The commissioners, two of them sailors, spoke enthusiastically about the prospect of hosting sailing’s marquee regatta. The commissioners directed the port’s staff to respond to a request for information from America’s Cup officials by March 3.
America’s Cup officials are talking with other venues about hosting the 35th America’s Cup because San Francisco officials haven’t offered the same terms they did for last summer’s regatta, which ended with Oracle Team USA staging one of the greatest comebacks in sports.
It was originally believed that a venue would be picked by May, but a statement posted Tuesday on americascup.com said the process is likely to stretch into the summer.
San Diego hosted the America’s Cup in 1988, 1992 and 1995, with racing on the Pacific Ocean off Point Loma.
The 34th America’s Cup was contested in 72-foot, wing-sailed catamarans that rode up on hydrofoils, with both hulls completely out of the water. Those boats were expensive and, some felt, overpowered with their 131-foot wing sails.

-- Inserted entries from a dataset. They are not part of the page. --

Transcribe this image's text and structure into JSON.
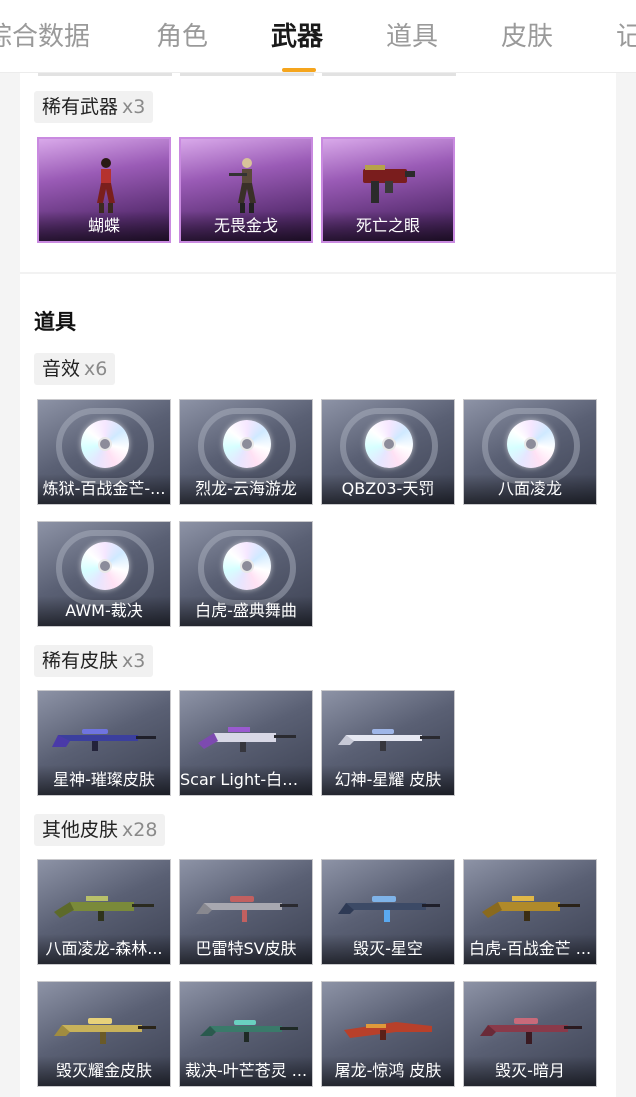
{
  "tabs": [
    {
      "label": "综合数据",
      "active": false
    },
    {
      "label": "角色",
      "active": false
    },
    {
      "label": "武器",
      "active": true
    },
    {
      "label": "道具",
      "active": false
    },
    {
      "label": "皮肤",
      "active": false
    },
    {
      "label": "记",
      "active": false
    }
  ],
  "colors": {
    "accent": "#f5a51d",
    "rare_border": "#c98ae0"
  },
  "rare_weapons": {
    "label": "稀有武器",
    "count": "x3",
    "items": [
      {
        "name": "蝴蝶",
        "icon": "character-icon"
      },
      {
        "name": "无畏金戈",
        "icon": "character-icon"
      },
      {
        "name": "死亡之眼",
        "icon": "smg-icon"
      }
    ]
  },
  "props": {
    "title": "道具",
    "sound": {
      "label": "音效",
      "count": "x6",
      "items": [
        {
          "name": "炼狱-百战金芒-..."
        },
        {
          "name": "烈龙-云海游龙"
        },
        {
          "name": "QBZ03-天罚"
        },
        {
          "name": "八面凌龙"
        },
        {
          "name": "AWM-裁决"
        },
        {
          "name": "白虎-盛典舞曲"
        }
      ]
    },
    "rare_skins": {
      "label": "稀有皮肤",
      "count": "x3",
      "items": [
        {
          "name": "星神-璀璨皮肤"
        },
        {
          "name": "Scar Light-白虎..."
        },
        {
          "name": "幻神-星耀 皮肤"
        }
      ]
    },
    "other_skins": {
      "label": "其他皮肤",
      "count": "x28",
      "items": [
        {
          "name": "八面凌龙-森林..."
        },
        {
          "name": "巴雷特SV皮肤"
        },
        {
          "name": "毁灭-星空"
        },
        {
          "name": "白虎-百战金芒 ..."
        },
        {
          "name": "毁灭耀金皮肤"
        },
        {
          "name": "裁决-叶芒苍灵 ..."
        },
        {
          "name": "屠龙-惊鸿 皮肤"
        },
        {
          "name": "毁灭-暗月"
        }
      ]
    }
  }
}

To cut costs, organizers are proposing sailing the next America’s Cup in catamarans of 60-65 feet, with smaller wing sails and fewer sailors.
Commissioner Marshall Merrifield said he felt San Diego has more to offer than San Francisco.

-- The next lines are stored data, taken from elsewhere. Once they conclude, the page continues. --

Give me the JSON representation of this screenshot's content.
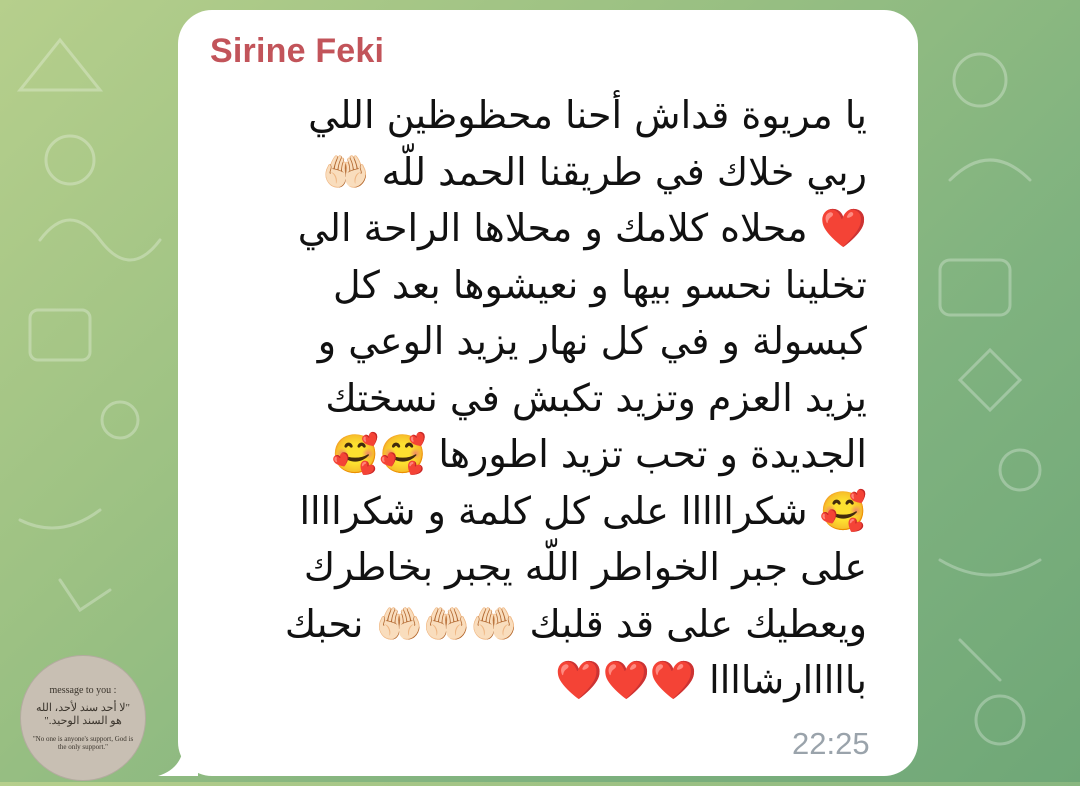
{
  "chat": {
    "sender_name": "Sirine Feki",
    "message_text": "يا مريوة قداش أحنا محظوظين اللي\nربي خلاك في طريقنا الحمد للّه 🤲🏻\n❤️ محلاه كلامك و محلاها الراحة الي\nتخلينا نحسو بيها و نعيشوها بعد كل\nكبسولة و في كل نهار يزيد الوعي و\nيزيد العزم وتزيد تكبش في نسختك\nالجديدة و تحب تزيد اطورها 🥰🥰\n🥰 شكرااااا على كل كلمة و شكراااا\nعلى جبر الخواطر اللّه يجبر بخاطرك\nويعطيك على قد قلبك 🤲🏻🤲🏻🤲🏻 نحبك\nبااااارشاااا ❤️❤️❤️",
    "timestamp": "22:25"
  },
  "avatar": {
    "line1": "message to you :",
    "line2": "\"لا أحد سند لأحد، الله\nهو السند الوحيد.\"",
    "line3": "\"No one is anyone's support, God is the only support.\""
  },
  "colors": {
    "sender": "#c2545a",
    "timestamp": "#9aa3ab",
    "bubble": "#ffffff",
    "background": "#8fbb82"
  }
}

“We have much better stadium sailing viewing,” he said. “People in Berkeley cannot see these like the folks in Coronado can.”

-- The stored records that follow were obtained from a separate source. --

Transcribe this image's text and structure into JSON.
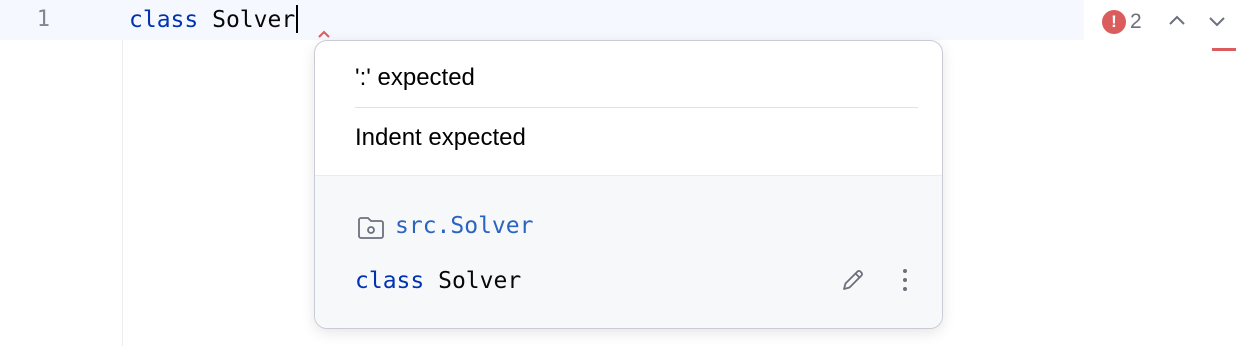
{
  "editor": {
    "line_number": "1",
    "code": {
      "keyword": "class",
      "name": "Solver"
    }
  },
  "inspection_widget": {
    "error_icon": "error-icon",
    "error_count": "2",
    "prev_icon": "chevron-up-icon",
    "next_icon": "chevron-down-icon"
  },
  "popup": {
    "problems": [
      {
        "message": "':' expected"
      },
      {
        "message": "Indent expected"
      }
    ],
    "documentation": {
      "module_icon": "folder-icon",
      "module": "src.Solver",
      "signature": {
        "keyword": "class",
        "name": "Solver"
      },
      "edit_icon": "pencil-icon",
      "more_icon": "more-vertical-icon"
    }
  },
  "colors": {
    "keyword": "#0033b3",
    "error": "#db5c5c",
    "link": "#2a64c2",
    "current_line": "#f5f8fe",
    "doc_background": "#f7f8fa"
  }
}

He also said the port has more control over the services the America’s Cup officials are looking for.
“We may be a stalking horse. Others may be a stalking horse. But we should put our best foot forward and be assertive,” Merrifield said.
Negotiations in San Francisco are at an impasse because America’s Cup officials want free rent for piers, as well as have police, fire and other services provided.